Pengertian Politik Luar Negeri Indonesia Tujuan Ciri Contoh – Dalam era global seperti sekarang ini, sebuah negara tidak mungkin hidup menyendiri. Sebuah negara perlu membuka diri dan menjalin hubungan dengan bangsa-bangsa lain di dunia. Sebuah negara butuh kerja sama dalam berbagai bidang dengan negara-negara lain. Hal tersebut karena kebutuhan menjalin hubungan serta kerja sama dengan bangsa-bangsa lain itulah pada akhirnya setiap negara memiliki kebijakan luar negeri atau lebih tepat lagi politik luar negeri.
Tidak dapat dibantah lagi, bahwa negara Indonesia menjalin hubungan dengan bangsa-bangsa lain di dunia.
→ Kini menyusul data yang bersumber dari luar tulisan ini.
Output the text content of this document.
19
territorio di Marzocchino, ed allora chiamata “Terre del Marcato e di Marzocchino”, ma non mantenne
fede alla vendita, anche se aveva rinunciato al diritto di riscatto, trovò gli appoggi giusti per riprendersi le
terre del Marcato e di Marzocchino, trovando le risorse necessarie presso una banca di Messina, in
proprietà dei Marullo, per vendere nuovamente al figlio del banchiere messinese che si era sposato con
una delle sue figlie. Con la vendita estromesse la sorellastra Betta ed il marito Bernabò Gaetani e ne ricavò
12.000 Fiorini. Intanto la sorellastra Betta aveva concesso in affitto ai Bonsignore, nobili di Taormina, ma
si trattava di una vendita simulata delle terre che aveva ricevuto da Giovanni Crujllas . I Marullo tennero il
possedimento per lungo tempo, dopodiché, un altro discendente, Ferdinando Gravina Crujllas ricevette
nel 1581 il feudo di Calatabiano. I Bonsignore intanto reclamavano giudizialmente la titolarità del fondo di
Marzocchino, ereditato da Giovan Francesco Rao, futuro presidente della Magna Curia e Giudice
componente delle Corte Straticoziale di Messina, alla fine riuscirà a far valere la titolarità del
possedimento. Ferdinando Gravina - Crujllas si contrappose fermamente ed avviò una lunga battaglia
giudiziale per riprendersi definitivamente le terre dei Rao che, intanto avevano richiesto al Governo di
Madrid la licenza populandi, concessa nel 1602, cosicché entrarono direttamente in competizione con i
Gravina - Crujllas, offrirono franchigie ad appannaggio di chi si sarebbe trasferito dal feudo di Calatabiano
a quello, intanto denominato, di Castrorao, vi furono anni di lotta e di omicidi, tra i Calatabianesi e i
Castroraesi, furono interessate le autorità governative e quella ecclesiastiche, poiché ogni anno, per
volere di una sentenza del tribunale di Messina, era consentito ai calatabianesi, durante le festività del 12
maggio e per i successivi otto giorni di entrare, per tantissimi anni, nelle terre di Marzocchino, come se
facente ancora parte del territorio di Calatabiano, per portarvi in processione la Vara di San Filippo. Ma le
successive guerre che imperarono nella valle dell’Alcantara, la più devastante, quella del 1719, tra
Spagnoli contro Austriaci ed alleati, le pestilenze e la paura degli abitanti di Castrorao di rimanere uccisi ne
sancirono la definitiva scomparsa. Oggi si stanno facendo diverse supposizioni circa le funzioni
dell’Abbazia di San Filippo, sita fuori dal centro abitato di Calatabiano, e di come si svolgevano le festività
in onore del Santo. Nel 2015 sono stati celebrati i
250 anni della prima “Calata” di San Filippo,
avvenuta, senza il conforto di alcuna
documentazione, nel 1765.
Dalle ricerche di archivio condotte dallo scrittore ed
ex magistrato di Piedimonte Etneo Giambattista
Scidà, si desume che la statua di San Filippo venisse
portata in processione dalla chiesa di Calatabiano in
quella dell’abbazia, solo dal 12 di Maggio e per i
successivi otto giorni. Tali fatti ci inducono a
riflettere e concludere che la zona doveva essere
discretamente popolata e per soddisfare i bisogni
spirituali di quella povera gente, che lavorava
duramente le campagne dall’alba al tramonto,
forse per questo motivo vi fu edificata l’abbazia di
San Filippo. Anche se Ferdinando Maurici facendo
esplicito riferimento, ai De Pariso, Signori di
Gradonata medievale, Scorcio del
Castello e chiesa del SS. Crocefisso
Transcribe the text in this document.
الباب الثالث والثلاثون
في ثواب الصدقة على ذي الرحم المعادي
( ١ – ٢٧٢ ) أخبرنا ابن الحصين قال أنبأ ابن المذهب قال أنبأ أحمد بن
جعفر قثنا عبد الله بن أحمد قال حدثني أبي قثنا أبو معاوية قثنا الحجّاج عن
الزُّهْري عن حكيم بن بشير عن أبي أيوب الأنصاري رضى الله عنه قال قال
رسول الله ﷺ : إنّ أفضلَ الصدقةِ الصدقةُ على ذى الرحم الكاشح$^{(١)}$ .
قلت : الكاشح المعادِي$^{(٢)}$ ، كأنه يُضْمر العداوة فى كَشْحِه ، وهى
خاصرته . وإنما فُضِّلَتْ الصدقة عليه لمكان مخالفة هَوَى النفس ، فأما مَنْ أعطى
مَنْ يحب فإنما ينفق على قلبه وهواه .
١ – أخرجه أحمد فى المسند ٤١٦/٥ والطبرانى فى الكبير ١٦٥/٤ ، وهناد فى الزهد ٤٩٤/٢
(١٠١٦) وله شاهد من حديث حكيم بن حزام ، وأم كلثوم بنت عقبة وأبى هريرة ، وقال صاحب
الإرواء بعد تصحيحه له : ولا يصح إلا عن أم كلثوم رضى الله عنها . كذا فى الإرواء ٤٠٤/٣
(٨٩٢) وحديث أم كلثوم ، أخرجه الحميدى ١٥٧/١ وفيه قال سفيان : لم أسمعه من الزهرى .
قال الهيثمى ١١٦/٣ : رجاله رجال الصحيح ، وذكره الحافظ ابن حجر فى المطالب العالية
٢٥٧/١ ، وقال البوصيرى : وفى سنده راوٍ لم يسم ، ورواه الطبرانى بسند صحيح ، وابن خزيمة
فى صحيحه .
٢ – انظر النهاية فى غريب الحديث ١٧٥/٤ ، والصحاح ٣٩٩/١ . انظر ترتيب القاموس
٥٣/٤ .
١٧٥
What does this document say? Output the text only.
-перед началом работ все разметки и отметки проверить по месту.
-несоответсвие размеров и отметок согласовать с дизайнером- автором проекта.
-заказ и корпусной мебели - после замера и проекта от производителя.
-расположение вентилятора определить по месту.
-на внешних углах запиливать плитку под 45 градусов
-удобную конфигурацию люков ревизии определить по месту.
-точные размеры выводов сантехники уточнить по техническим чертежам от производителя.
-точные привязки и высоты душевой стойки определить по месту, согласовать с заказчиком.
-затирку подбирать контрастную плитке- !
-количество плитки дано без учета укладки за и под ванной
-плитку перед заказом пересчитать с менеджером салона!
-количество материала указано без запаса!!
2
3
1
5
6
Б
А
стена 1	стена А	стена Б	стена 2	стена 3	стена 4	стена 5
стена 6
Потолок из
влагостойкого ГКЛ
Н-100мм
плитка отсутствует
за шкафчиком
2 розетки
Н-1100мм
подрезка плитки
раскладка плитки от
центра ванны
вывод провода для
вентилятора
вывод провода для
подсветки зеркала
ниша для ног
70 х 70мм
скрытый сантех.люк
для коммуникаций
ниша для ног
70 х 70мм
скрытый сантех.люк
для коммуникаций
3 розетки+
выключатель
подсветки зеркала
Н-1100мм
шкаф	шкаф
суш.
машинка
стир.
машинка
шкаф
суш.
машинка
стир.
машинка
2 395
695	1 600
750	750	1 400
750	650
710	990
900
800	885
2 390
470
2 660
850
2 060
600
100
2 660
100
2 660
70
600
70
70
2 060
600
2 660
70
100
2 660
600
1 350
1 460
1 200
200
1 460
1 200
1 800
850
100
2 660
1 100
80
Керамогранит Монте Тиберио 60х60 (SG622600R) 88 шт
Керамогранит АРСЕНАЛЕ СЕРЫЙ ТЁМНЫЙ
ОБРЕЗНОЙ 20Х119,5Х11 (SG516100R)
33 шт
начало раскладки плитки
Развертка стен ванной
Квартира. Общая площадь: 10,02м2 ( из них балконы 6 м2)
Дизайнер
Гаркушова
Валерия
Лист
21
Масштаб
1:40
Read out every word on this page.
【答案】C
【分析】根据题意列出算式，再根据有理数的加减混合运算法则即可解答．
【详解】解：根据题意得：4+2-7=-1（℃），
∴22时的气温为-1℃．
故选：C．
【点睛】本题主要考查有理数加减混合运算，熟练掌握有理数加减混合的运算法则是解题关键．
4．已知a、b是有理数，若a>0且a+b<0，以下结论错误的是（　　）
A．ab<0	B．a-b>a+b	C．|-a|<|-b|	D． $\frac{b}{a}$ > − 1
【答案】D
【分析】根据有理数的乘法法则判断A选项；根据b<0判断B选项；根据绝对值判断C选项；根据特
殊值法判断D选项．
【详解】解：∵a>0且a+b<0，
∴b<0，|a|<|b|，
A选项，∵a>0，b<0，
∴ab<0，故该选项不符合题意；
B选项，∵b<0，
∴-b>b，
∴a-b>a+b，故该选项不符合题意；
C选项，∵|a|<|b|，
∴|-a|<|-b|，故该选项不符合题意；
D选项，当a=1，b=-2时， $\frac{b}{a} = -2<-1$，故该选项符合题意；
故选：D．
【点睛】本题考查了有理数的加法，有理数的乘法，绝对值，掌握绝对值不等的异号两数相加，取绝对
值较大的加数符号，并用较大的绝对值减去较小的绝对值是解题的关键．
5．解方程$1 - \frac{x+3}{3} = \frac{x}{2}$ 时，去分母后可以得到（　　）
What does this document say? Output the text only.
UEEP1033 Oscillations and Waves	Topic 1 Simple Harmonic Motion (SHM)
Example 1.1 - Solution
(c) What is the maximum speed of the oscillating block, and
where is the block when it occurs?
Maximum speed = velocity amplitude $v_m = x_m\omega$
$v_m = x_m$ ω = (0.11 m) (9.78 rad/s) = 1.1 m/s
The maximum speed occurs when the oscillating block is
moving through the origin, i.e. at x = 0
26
Indonesia merasa dirinya sebagai bagian dari masyarakat internasional dan juga banyak terlibat dalam berbagai forum internasional. Indonesia menjadi anggta PBB, ASEAN, OKI 9organisasi Konferensi Islam), Gerakan Non-Blok (GNB), dan lain sebagainya. Jadi, negara Indonesia memiliki kebijakan atau politik luar negeri.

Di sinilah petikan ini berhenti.